Selon les dernières informations communiquées par son entourage, Sion Assidon reste hospitalisé en soins intensifs à l’hôpital universitaire international Cheikh Khalifa de Casablanca. Son état est décrit comme « stable mais grave » par les équipes médicales. Il souffre d’un traumatisme crânien, d’une hémorragie cérébrale et d’une infection pulmonaire qui nécessitent une surveillance constante.
Les réactions politiques
L’hospitalisation de Sion Assidon a suscité de nombreuses réactions dans les milieux politiques et militants. Le Parti Socialiste Unifié (PSU) a demandé au parquet « une enquête approfondie et complète » pour faire la lumière sur les circonstances de cet « incident mystérieux ». Le parti a également exhorté le ministère de la Santé à « fournir les soins médicaux nécessaires à cette figure nationale et symbole de la cause palestinienne au Maroc ».

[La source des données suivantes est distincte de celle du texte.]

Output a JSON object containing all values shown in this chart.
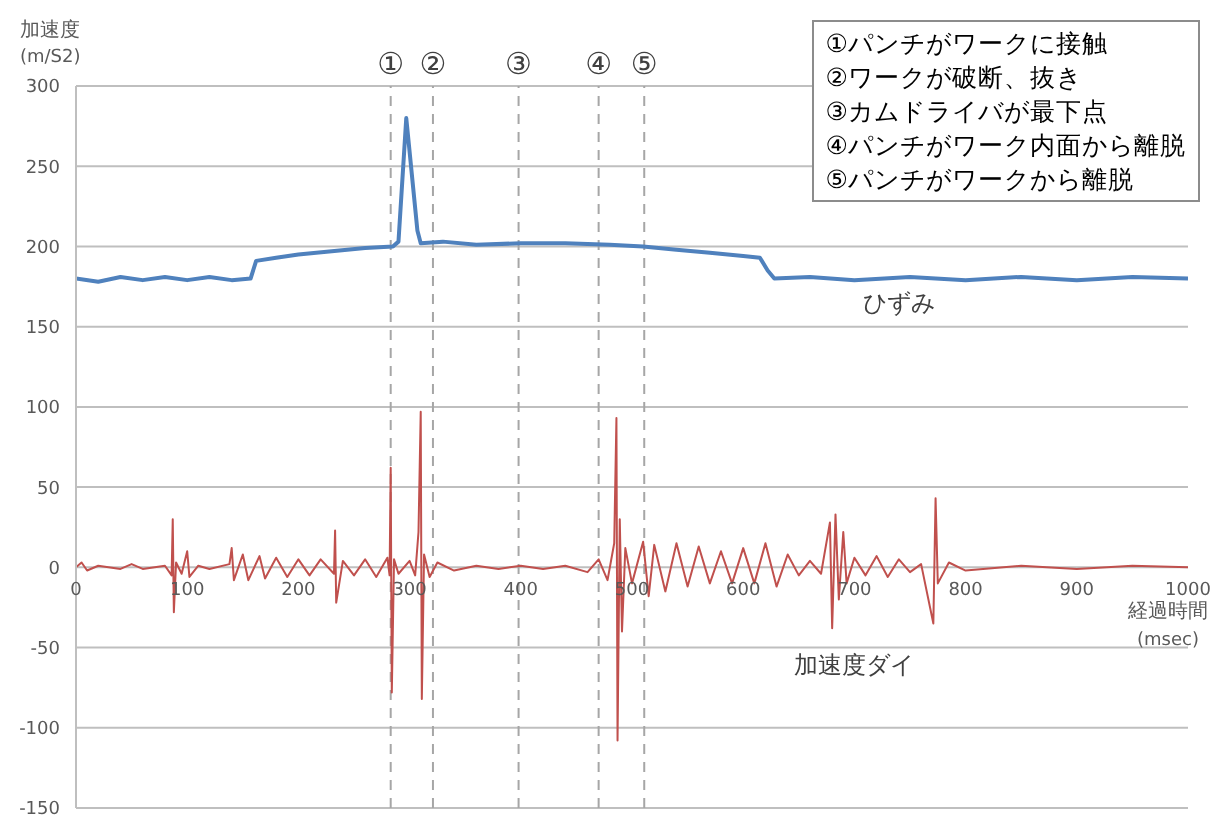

Le Front marocain de soutien à la Palestine et contre la normalisation a organisé des veillées silencieuses devant l’hôpital, témoignant de l’attachement de la communauté militante à cette figure emblématique.
Si la thèse de l’accident domestique survenu lors de travaux d’élagage semble être privilégiée par l’enquête officielle, certains militants n’écartent pas l’hypothèse d’une possible agression, au vu de la nature des blessures et du profil politique de la victime.